Hoboken developer and politico Frank “Pupie” Raia has been sentenced to three months in prison after he was convicted of “conspiracy to violate the federal Travel Act for causing the mails to be used in aid of voter bribery” in connection with a 2013 municipal election on June 25.
Raia was at the center of a vote-by-mail bribery scheme in which he directed campaign workers to pay residents $50 for voting for his council slate and for a referendum that would have weakened rent-control laws at the time.
Raia has been involved in Hoboken politics for decades. He has served on the school board, the city council in the 1980s, and has also served on the North Hudson Sewerage Authority.
He’s a major donor to Hopes, Inc. and former chair of their board of directors. His name is above the door of their annex on Third and Garden streets. Those who don’t know him well may just know him as the guy who held a birthday party for himself every year at Sinatra park open to all.
The case and collaborators
In 2013, Raia was a candidate for Hoboken City Council. During that election, there was a race for mayor and for three at-large council seats as well as a referendum which if passed would have weakened rent control laws.
Raia was running on the “One Hoboken” slate with former Board of Education Trustees Peter Biancamano and Britney Montgomery, and they were backed by former Councilman Tim Occhipinti, who was running for mayor. No one else from the “One Hoboken” slate has been charged.
The winners of the election were Mayor Dawn Zimmer and then council members James Doyle, Ravi Bhalla, and David Mello. A third group also ran, with Councilman Ruben Ramos for mayor at the head of that slate.
During that time Raia chaired the Let the People Decide PAC, which worked to loosen rent-control laws. A referendum was held to weaken those laws, but residents voted to maintain the restrictions.
According to court documents and the evidence at trial, from October 2013 through November 2013, Raia instructed Hoboken residents Dio Braxton, Matt Calicchio, Lizaida Camis, and others who worked for his campaign, to pay certain Hoboken voters $50 if they applied for and cast mail-in ballots in the 2013 municipal election.
These workers provided these voters with vote-by-mail applications and then delivered or mailed the completed VBM applications to the Hudson County Clerk’s office.
After the mail-in ballots were delivered to the voters, Raia directed workers to go to the voters’ residences and instruct them to vote for Raia and in favor of the referendum loosening rent-control laws.
These workers promised the voters that they would be paid $50 for casting their mail-in ballots and told them that they could pick up their checks after the election at Raia’s office.
Raia and his workers, including Braxton, Calicchio, Camis, and others, checked the ballots to ensure that voters had voted the way they were instructed. They were also instructed to sign declarations stating that they had been paid in exchange for working on the campaign when they hadn’t.
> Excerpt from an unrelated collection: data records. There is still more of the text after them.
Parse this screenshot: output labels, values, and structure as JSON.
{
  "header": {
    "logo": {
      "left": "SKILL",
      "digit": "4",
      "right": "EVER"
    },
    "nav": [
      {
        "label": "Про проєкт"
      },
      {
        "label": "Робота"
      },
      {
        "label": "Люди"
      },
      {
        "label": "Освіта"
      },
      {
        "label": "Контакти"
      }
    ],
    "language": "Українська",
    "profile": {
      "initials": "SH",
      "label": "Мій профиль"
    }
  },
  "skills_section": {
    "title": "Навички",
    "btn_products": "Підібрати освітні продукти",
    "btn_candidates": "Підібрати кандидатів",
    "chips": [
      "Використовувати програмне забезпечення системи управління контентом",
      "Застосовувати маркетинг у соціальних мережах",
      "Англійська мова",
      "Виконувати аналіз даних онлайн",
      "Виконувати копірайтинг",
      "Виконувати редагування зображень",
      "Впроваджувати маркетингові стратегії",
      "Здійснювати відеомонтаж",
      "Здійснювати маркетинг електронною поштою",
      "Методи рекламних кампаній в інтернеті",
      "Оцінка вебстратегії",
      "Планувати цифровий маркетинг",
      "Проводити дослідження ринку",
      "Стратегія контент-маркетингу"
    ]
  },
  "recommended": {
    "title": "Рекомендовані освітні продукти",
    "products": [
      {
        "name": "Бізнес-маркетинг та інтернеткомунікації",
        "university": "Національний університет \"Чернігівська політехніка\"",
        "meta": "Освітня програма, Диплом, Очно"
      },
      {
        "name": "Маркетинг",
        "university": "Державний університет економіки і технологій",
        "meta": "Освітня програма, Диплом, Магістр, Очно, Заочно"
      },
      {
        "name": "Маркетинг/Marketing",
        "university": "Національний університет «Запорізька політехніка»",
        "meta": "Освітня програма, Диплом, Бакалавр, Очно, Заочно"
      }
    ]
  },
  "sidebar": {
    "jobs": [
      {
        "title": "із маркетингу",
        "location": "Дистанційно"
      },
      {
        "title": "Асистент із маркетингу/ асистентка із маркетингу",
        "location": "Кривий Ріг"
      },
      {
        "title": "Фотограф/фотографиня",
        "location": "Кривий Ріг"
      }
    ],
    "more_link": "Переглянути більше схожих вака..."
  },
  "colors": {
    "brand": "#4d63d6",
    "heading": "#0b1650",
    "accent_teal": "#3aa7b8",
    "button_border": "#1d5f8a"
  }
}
After the election, the voters received $50 checks from a political consulting firm that was paid by Raia’s PAC.
Those $50 checks were never disclosed on Raia’s publicly filed PAC election reports.
Braxton and Camis previously pleaded guilty to their roles in the conspiracy, and Calicchio pleaded guilty to violating the federal Travel Act.
After Raia’s conviction, his attorneys filed a motion for a retrial but the motion was denied.
The felony charge could have resulted in a prison term of up to five years and a $250,000 fine, but according to court documents, Raia will serve three months in prison and one year of supervised release. He will also have to pay a fine of $50,000 plus any interest by Jan. 2.
Raia won’t have to report for his sentence until next year.
According to court documents. the court also recommended that Raia be sent to a facility “that can handle his many health issues.”
After his three months, he will be on supervised release for one year.
U.S. Judge William Martini said his sentencing was based in part to the number of letters sent to the court on Raia’s behalf, which reflected Raia’s charity over the years.